Revolutionizing Database Q&A with Large Language Models: Comprehensive Benchmark and Evaluation
Yihang Zheng, Bo Li, Zhenghao Lin, Yi Luo, Xuanhe Zhou, Chen Lin, Jinsong Su, Guoliang Li, Shifu Li
TL;DR
This work addresses the lack of a comprehensive benchmark for evaluating LLM-based Database Question Answering (DBQA) systems and their modular components. It introduces DQABench, a bilingual dataset with over 200k QA pairs spanning general, product-specific, and instance-specific questions, and DQATestbed, a plug-and-play framework incorporating pre-training, fine-tuning, Question Classification Routing (QCR), Prompt Template Engineering (PTE), Retrieval Augmented Generation (RAG), and Tool Invocation Generation (TIG) for end-to-end DBQA evaluation. Through extensive experiments on nine LLMs (including Baichuan2 variants) and analysis of modular components, the paper reveals that model size, domain-specific continual training, and the effectiveness of RAG and TIG substantially shape DBQA performance, while retrieval recall and tool invocation capability remain key bottlenecks. The findings provide practical guidance for deploying LLMs in DBQA, highlighting when to rely on pre-training, how to route questions, and how to integrate external knowledge and tools to achieve robust, accurate, and scalable database question answering.
Abstract
The development of Large Language Models (LLMs) has revolutionized QA across various industries, including the database domain. However, there is still a lack of a comprehensive benchmark to evaluate the capabilities of different LLMs and their modular components in database QA. To this end, we introduce DQABench, the first comprehensive database QA benchmark for LLMs. DQABench features an innovative LLM-based method to automate the generation, cleaning, and rewriting of evaluation dataset, resulting in over 200,000 QA pairs in English and Chinese, separately.
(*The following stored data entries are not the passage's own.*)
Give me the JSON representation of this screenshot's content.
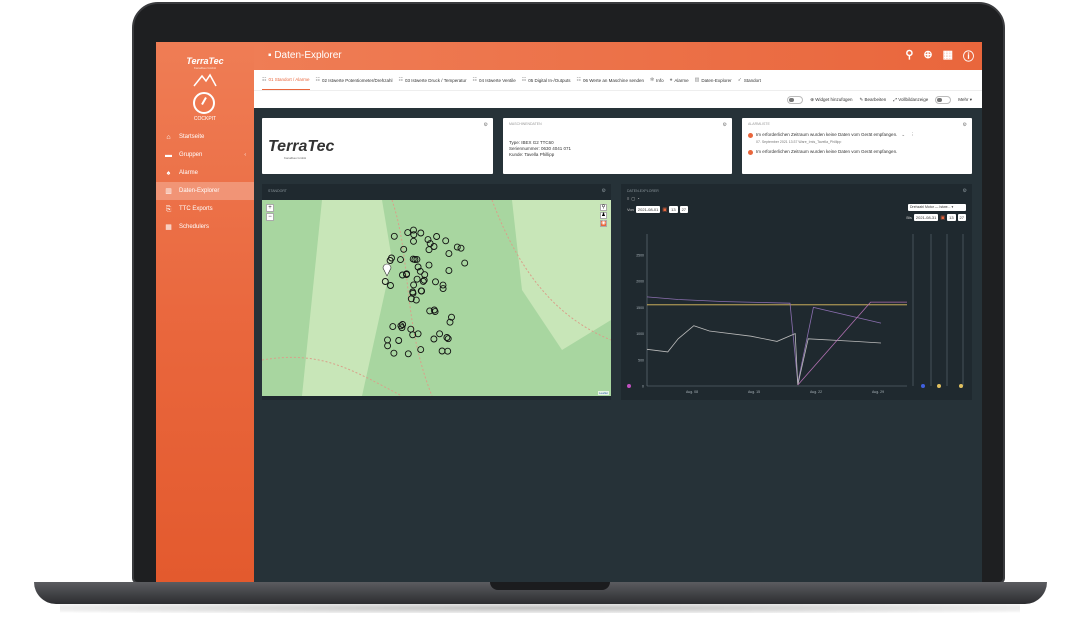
{
  "sidebar": {
    "logo": "TerraTec",
    "logo_sub": "Kanalbau GmbH",
    "cockpit": "COCKPIT",
    "items": [
      {
        "label": "Startseite",
        "icon": "home-icon"
      },
      {
        "label": "Gruppen",
        "icon": "folder-icon"
      },
      {
        "label": "Alarme",
        "icon": "bell-icon"
      },
      {
        "label": "Daten-Explorer",
        "icon": "chart-icon"
      },
      {
        "label": "TTC Exports",
        "icon": "export-icon"
      },
      {
        "label": "Schedulers",
        "icon": "calendar-icon"
      }
    ]
  },
  "header": {
    "title": "Daten-Explorer"
  },
  "tabs": [
    "01 Standort / Alarme",
    "02 Istwerte Potentiometer/Drehzahl",
    "03 Istwerte Druck / Temperatur",
    "04 Istwerte Ventile",
    "05 Digital In-/Outputs",
    "06 Werte an Maschine senden",
    "Info",
    "Alarme",
    "Daten-Explorer",
    "Standort"
  ],
  "toolbar": {
    "add_widget": "Widget hinzufügen",
    "edit": "Bearbeiten",
    "fullscreen": "Vollbildanzeige",
    "more": "Mehr"
  },
  "logo_card": {
    "brand": "TerraTec",
    "brand_sub": "Kanalbau GmbH"
  },
  "machine_card": {
    "title": "MASCHINENDATEN",
    "type": "Type: IBEX G2 TTC60",
    "serial": "Seriennummer: 0630 4041 071",
    "customer": "Kunde: Tavella Phillipp"
  },
  "alarm_card": {
    "title": "ALARMLISTE",
    "alarm_text": "Im erforderlichen Zeitraum wurden keine Daten vom Gerät empfangen.",
    "alarm_meta": "07. September 2021 13:37   Ware_Irnis_Tavella_Phillipp",
    "alarm_text2": "Im erforderlichen Zeitraum wurden keine Daten vom Gerät empfangen."
  },
  "map_card": {
    "title": "STANDORT",
    "attribution": "Leaflet"
  },
  "explorer_card": {
    "title": "DATEN-EXPLORER",
    "from_label": "Von",
    "from_date": "2021-08-01",
    "from_h": "13",
    "from_m": "27",
    "to_label": "Bis",
    "to_date": "2021-08-31",
    "to_h": "13",
    "to_m": "27",
    "select": "Drehzahl Motor — Istwe..."
  },
  "chart_data": {
    "type": "line",
    "x_ticks": [
      "Aug. 08",
      "Aug. 15",
      "Aug. 22",
      "Aug. 29"
    ],
    "y_ticks": [
      0,
      500,
      1000,
      1500,
      2000,
      2500
    ],
    "ylim": [
      0,
      2900
    ],
    "series": [
      {
        "color": "#e0c060",
        "values": [
          [
            0.0,
            1550
          ],
          [
            0.25,
            1550
          ],
          [
            0.5,
            1550
          ],
          [
            0.75,
            1550
          ],
          [
            1.0,
            1550
          ]
        ]
      },
      {
        "color": "#8b6fb0",
        "values": [
          [
            0.0,
            1700
          ],
          [
            0.12,
            1650
          ],
          [
            0.3,
            1610
          ],
          [
            0.55,
            1580
          ],
          [
            0.58,
            60
          ],
          [
            0.64,
            1500
          ],
          [
            0.9,
            1200
          ]
        ]
      },
      {
        "color": "#bbbbbb",
        "values": [
          [
            0.0,
            700
          ],
          [
            0.08,
            650
          ],
          [
            0.12,
            900
          ],
          [
            0.18,
            1150
          ],
          [
            0.24,
            1050
          ],
          [
            0.4,
            950
          ],
          [
            0.5,
            850
          ],
          [
            0.57,
            1000
          ],
          [
            0.58,
            20
          ],
          [
            0.62,
            900
          ],
          [
            0.8,
            850
          ],
          [
            0.9,
            820
          ]
        ]
      },
      {
        "color": "#b06fb0",
        "values": [
          [
            0.58,
            20
          ],
          [
            0.86,
            1600
          ],
          [
            1.0,
            1600
          ]
        ]
      }
    ]
  }
}
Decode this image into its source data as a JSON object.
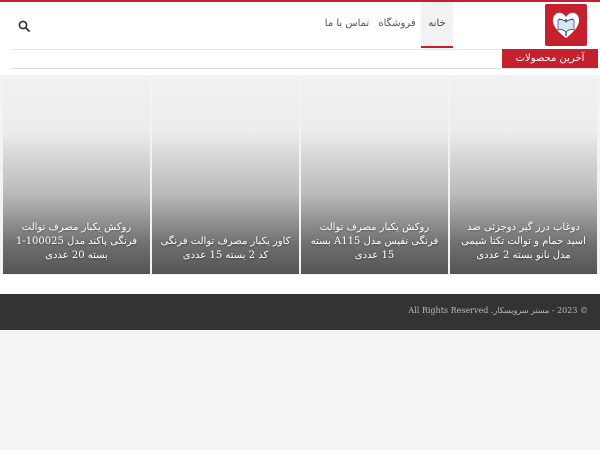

These QA pairs cover a wide range of database-related knowledge extracted from manuals, online communities, and database instances. This inclusion allows for an additional assessment of LLMs' Retrieval-Augmented Generation (RAG) and Tool Invocation Generation (TIG) capabilities in the database QA task. Furthermore, we propose a comprehensive LLM-based database QA testbed DQATestbed. This testbed is highly modular and scalable, with basic and advanced components such as Question Classification Routing (QCR), RAG, TIG, and Prompt Template Engineering (PTE). Moreover, DQABench provides a comprehensive evaluation pipeline that computes various metrics throughout a standardized evaluation process to ensure the accuracy and fairness of the evaluation. We use DQABench to evaluate the database QA capabilities under the proposed testbed comprehensively. The evaluation reveals findings like (i) the strengths and limitations of nine LLM-based QA bots and (ii) the performance impact and potential improvements of various service components (e.g., QCR, RAG, TIG). Our benchmark and findings will guide the future development of LLM-based database QA research.